Sociedades em que a maior parte da população está em idade de trabalhar poupam mais do que sociedades envelhecidas ou com muitas crianças. Também o desenho dos seguros públicos influencia as escolhas ao longo do tempo: em geral a poupança familiar é baixa em sociedades quando o sistema público garante aposentadoria com taxa de reposição próxima de 100% —razão entre o benefício previdenciário e a renda na atividade.
Trabalho recente sugere que boa parcela da elevação da taxa de poupança chinesa nas últimas décadas pode ser explicada pela interação entre a queda do número de filhos, em razão da política de filho único, e as limitações da seguridade social chinesa para a terceira idade.

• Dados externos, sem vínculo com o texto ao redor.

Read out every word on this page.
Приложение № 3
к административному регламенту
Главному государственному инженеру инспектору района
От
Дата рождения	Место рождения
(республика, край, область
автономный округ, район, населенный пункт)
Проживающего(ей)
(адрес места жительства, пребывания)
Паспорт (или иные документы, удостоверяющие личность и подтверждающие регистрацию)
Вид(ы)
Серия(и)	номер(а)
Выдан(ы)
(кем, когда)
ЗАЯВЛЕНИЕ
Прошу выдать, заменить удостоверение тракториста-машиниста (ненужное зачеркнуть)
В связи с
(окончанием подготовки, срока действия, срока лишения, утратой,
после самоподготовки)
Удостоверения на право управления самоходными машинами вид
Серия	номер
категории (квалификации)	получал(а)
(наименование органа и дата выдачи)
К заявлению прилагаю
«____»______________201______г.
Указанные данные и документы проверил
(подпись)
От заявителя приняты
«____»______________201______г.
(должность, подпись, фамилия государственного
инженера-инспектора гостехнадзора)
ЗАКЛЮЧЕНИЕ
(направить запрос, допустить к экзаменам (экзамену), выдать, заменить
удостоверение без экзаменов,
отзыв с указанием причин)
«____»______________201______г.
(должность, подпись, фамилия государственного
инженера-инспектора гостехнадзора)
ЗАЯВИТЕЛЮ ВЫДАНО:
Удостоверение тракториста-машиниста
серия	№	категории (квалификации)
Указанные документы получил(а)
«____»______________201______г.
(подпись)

Há motivos microeconômicos que afetam a decisão de poupar que podem parecer bizarros à primeira vista. Por exemplo, há evidências de que o desbalanceamento de sexos na China, resultado da preferência das famílias por filhos homens, explica parte da elevação da poupança no país. As famílias que têm meninos precisam adquirir uma moradia para que o seu filho seja mais atraente no mercado de casamentos.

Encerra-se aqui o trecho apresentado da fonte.